China's gross domestic product growth slowed down in the second quarter to the lowest rate in three years, due to a soft global demand, show the official data released Friday.

The data released by the National Bureau of Statistics reveal that China’s gross domestic product grew at 7.6 percent in the second quarter of 2012 compared to same period in the earlier year. China's GDP growth was 8.1 percent in the first quarter.

China had set its target at 7.5 percent for 2012. In 2011 and 2010, the economy grew by 9.2 percent and 10.4 percent, respectively.

This comes after it was reported earlier this week that China's trade surplus widened to $31.73 billion in June, up 42.9 percent as compared to the same month last year amid slower-than-expected growth in imports.

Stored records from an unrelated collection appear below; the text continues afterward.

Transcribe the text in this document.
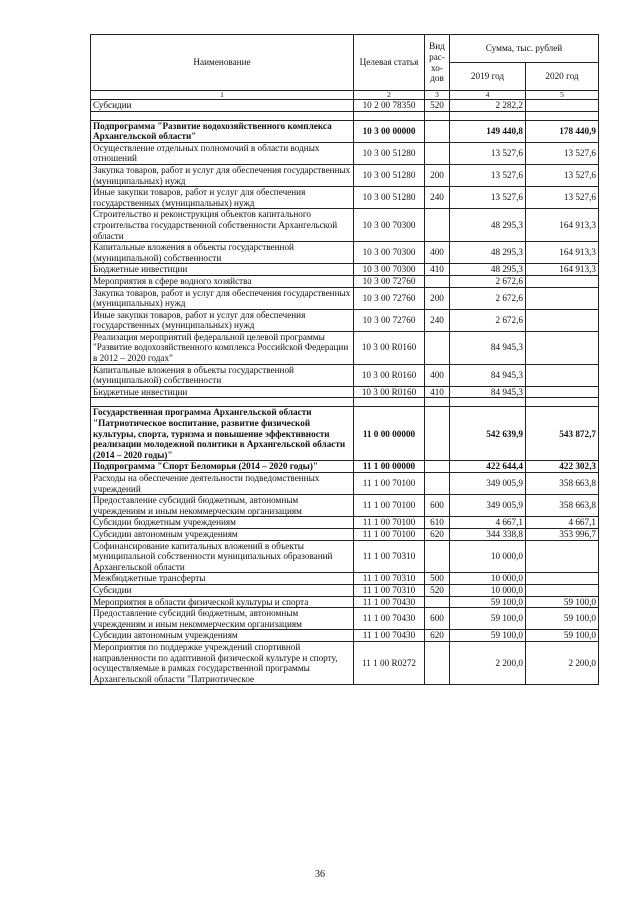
Наименование	Целевая статья	Вид рас-хо-дов	Сумма, тыс. рублей	
			2019 год	2020 год
1	2	3	4	5
Субсидии	10 2 00 78350	520	2 282,2	

Подпрограмма "Развитие водохозяйственного комплекса Архангельской области"	10 3 00 00000		149 440,8	178 440,9
Осуществление отдельных полномочий в области водных отношений	10 3 00 51280		13 527,6	13 527,6
Закупка товаров, работ и услуг для обеспечения государственных (муниципальных) нужд	10 3 00 51280	200	13 527,6	13 527,6
Иные закупки товаров, работ и услуг для обеспечения государственных (муниципальных) нужд	10 3 00 51280	240	13 527,6	13 527,6
Строительство и реконструкция объектов капитального строительства государственной собственности Архангельской области	10 3 00 70300		48 295,3	164 913,3
Капитальные вложения в объекты государственной (муниципальной) собственности	10 3 00 70300	400	48 295,3	164 913,3
Бюджетные инвестиции	10 3 00 70300	410	48 295,3	164 913,3
Мероприятия в сфере водного хозяйства	10 3 00 72760		2 672,6	
Закупка товаров, работ и услуг для обеспечения государственных (муниципальных) нужд	10 3 00 72760	200	2 672,6	
Иные закупки товаров, работ и услуг для обеспечения государственных (муниципальных) нужд	10 3 00 72760	240	2 672,6	
Реализация мероприятий федеральной целевой программы "Развитие водохозяйственного комплекса Российской Федерации в 2012 – 2020 годах"	10 3 00 R0160		84 945,3	
Капитальные вложения в объекты государственной (муниципальной) собственности	10 3 00 R0160	400	84 945,3	
Бюджетные инвестиции	10 3 00 R0160	410	84 945,3	

Государственная программа Архангельской области "Патриотическое воспитание, развитие физической культуры, спорта, туризма и повышение эффективности реализации молодежной политики в Архангельской области (2014 – 2020 годы)"	11 0 00 00000		542 639,9	543 872,7
Подпрограмма "Спорт Беломорья (2014 – 2020 годы)"	11 1 00 00000		422 644,4	422 302,3
Расходы на обеспечение деятельности подведомственных учреждений	11 1 00 70100		349 005,9	358 663,8
Предоставление субсидий бюджетным, автономным учреждениям и иным некоммерческим организациям	11 1 00 70100	600	349 005,9	358 663,8
Субсидии бюджетным учреждениям	11 1 00 70100	610	4 667,1	4 667,1
Субсидии автономным учреждениям	11 1 00 70100	620	344 338,8	353 996,7
Софинансирование капитальных вложений в объекты муниципальной собственности муниципальных образований Архангельской области	11 1 00 70310		10 000,0	
Межбюджетные трансферты	11 1 00 70310	500	10 000,0	
Субсидии	11 1 00 70310	520	10 000,0	
Мероприятия в области физической культуры и спорта	11 1 00 70430		59 100,0	59 100,0
Предоставление субсидий бюджетным, автономным учреждениям и иным некоммерческим организациям	11 1 00 70430	600	59 100,0	59 100,0
Субсидии автономным учреждениям	11 1 00 70430	620	59 100,0	59 100,0
Мероприятия по поддержке учреждений спортивной направленности по адаптивной физической культуре и спорту, осуществляемые в рамках государственной программы Архангельской области "Патриотическое	11 1 00 R0272		2 200,0	2 200,0
36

The continuing debt crisis in Europe and the tentative U.S. recovery have hurt the demand for exports, the key driver of China's economy. The International Monetary Fund (IMF) has warned that escalation of the euro zone debt problems could slash China's 2012 GDP growth in half.

In February, the World Bank said China's export- and investment-driven economic model, though successful for decades, was no longer sustainable and reforms were needed to prevent a sudden downturn. Beijing has said its goal this year would be promoting steady, robust economic development, keeping prices stable and guarding against financial risks by keeping money and credit supplies at appropriate levels while being cautious and flexible.

Earlier this week it was reported that the consumer price index of China rose 2.2 percent in June from a year earlier, down from 3 percent in May. The diminishing inflation should be good news, because it can help the government invigorate growth without much concern about rising prices.

Last week, the People's Bank of China (PBC) cut interest rates for a second time this year. The one-year benchmark lending rate will fall by 31 bps, taking it to 6 percent. This easing in the monetary policy is seen as a much-needed thrust to boost liquidity in the financial system and help the economy regain its growth momentum.